En l’absence d’accord, le Les États-Unis devraient soit commencer à faire défaut sur leur importante dette nationale dans le courant de l’été, soit procéder à des coupes sombres dans le budget national, en particulier dans les dépenses sociales. Selon M. Biden, cela pourrait entraîner une récession avec des millions de pertes d’emploi et porter un coup dur à de nombreux retraités.
Ce n’est pas la première fois que le plafond de la dette constitue une pierre d’achoppement aux États-Unis, où démocrates et républicains ont du mal à s’entendre.
– Nous sommes passés par là plus d’une fois. C’est la nature même de la manière dont nous gérons le déficit chaque année et dont nous payons nos dettes chaque année. Cela s’est déjà produit et se reproduira certainement. Mais cela ne se produira probablement pas au cours des deux prochaines années », a déclaré M. Biden.
Républicain McCarthy, Chambre des représentants des États-Unis Président, écrit dans un déclaration que « cet accord responsable sur le plafond de la dette réduit les dépenses globales, les dépenses non liées à la défense et le déficit – contrairement à tout autre accord sur le plafond de la dette dans l’histoire moderne ».
Les Républicains disposent d’une courte majorité à la Chambre des représentants. Mais Joe Biden pense que Kevin McCarthy obtiendra suffisamment de députés pour approuver la proposition.
– Je pense qu’il a négocié de bonne foi, qu’il a tenu parole et qu’il a fait ce qu’il avait dit. Je ne sais pas s’il a les votes (nécessaires), mais je suppose qu’il les a, sinon il n’aurait pas conclu l’accord », a déclaré M. Biden.
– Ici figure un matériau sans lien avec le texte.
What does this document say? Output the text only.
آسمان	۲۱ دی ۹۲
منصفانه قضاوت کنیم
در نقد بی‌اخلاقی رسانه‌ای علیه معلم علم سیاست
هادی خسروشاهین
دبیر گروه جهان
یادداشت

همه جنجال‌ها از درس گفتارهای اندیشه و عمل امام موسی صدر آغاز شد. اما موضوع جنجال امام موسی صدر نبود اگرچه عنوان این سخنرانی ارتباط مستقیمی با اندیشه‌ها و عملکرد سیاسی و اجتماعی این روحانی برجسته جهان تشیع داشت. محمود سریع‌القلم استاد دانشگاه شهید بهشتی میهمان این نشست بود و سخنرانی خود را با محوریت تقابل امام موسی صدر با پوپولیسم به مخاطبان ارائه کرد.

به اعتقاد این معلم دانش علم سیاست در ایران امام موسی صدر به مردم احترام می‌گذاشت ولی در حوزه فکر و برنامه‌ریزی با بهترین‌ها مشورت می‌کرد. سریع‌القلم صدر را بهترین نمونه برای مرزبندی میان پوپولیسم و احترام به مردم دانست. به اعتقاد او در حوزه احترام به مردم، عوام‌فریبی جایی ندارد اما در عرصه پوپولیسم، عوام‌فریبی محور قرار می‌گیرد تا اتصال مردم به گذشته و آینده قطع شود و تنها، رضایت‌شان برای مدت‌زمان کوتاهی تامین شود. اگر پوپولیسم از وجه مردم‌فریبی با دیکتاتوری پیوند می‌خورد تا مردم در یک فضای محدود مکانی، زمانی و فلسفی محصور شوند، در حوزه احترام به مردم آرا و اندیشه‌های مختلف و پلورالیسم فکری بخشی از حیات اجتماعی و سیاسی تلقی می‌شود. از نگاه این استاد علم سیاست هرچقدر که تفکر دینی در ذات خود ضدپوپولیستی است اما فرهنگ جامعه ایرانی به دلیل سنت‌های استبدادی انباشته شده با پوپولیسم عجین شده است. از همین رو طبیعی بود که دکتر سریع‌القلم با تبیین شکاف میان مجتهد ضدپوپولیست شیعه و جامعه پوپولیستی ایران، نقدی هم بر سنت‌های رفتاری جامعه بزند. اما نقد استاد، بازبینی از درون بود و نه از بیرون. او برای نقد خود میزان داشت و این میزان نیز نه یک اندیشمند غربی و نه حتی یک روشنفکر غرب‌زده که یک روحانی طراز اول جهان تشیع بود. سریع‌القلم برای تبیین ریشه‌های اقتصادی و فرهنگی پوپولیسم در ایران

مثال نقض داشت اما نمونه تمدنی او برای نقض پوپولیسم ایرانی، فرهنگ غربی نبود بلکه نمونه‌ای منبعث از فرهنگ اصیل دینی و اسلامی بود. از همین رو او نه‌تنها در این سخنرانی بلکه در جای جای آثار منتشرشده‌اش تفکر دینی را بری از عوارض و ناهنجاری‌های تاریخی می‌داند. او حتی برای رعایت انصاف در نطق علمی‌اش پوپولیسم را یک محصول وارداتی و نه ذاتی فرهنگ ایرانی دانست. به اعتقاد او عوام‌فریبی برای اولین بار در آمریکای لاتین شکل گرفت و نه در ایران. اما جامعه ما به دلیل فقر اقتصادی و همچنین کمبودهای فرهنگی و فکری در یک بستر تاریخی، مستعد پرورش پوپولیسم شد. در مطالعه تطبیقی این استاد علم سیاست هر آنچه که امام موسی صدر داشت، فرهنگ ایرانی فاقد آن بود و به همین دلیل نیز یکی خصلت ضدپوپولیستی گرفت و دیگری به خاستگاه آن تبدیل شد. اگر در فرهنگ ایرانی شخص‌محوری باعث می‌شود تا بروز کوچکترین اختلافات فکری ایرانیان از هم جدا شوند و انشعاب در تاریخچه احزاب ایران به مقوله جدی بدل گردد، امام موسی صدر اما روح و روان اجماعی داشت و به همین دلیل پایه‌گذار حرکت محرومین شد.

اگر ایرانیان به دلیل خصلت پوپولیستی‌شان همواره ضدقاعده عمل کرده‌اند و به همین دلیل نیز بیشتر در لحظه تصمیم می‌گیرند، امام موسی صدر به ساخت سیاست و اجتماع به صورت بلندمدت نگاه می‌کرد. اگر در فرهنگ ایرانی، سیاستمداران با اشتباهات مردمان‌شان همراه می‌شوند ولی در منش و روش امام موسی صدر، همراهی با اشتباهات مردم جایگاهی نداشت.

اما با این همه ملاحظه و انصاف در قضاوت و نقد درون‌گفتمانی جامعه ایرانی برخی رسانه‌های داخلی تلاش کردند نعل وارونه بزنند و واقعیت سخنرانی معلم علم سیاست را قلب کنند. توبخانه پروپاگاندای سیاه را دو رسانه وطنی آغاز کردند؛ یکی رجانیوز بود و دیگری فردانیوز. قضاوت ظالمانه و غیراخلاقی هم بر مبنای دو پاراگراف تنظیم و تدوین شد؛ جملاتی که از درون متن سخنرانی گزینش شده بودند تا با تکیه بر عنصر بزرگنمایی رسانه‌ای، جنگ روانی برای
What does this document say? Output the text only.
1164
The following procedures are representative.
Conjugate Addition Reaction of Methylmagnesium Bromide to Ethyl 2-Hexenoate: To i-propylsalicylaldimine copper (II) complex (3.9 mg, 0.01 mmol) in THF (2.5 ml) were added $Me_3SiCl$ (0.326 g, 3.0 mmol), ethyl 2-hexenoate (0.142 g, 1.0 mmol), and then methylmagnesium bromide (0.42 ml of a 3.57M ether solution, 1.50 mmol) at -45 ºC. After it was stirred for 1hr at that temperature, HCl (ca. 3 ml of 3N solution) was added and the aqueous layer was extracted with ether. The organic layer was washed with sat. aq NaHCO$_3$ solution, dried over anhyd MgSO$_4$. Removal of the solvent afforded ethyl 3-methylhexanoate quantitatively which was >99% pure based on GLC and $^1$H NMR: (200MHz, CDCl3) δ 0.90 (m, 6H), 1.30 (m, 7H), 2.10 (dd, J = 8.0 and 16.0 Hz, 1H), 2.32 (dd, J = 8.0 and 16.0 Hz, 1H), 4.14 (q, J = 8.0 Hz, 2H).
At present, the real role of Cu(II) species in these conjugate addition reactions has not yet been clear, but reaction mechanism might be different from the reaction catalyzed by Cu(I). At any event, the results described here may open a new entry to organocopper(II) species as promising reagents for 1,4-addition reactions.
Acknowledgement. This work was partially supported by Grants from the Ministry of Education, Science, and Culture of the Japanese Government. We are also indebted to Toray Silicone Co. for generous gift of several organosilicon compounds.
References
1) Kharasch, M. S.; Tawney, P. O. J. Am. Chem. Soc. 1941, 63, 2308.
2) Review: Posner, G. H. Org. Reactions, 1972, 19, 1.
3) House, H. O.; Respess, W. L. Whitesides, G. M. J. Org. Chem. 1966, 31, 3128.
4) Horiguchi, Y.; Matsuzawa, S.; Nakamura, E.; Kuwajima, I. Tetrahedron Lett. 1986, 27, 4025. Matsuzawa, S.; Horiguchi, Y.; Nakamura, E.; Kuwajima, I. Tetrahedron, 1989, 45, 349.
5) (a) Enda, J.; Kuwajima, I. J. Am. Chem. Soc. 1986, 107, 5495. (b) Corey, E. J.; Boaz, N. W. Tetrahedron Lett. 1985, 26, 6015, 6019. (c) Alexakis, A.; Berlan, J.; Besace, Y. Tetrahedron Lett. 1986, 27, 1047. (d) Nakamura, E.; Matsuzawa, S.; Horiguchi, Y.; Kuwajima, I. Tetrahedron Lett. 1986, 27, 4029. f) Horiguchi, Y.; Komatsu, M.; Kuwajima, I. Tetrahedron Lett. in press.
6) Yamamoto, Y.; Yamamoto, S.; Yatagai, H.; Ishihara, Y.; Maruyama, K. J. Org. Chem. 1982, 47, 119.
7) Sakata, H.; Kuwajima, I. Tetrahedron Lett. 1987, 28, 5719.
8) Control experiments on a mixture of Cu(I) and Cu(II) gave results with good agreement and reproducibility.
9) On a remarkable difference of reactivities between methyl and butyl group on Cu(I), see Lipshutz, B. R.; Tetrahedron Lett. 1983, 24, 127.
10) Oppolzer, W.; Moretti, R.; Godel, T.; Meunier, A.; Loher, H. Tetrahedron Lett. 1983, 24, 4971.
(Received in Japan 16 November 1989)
Erik est né et a grandi à Stockholm, en Suède, où il a passé la majeure partie de sa vie avant de venir vivre en France en 2018. Il est de langue maternelle suédoise et parle couramment francais. Il a obtenu un diplôme en communication et marketing à l’Université de Stockholm. Passioné par les voyages et la culture Suédoise, il aime partager les infos et valeurs de la Suède.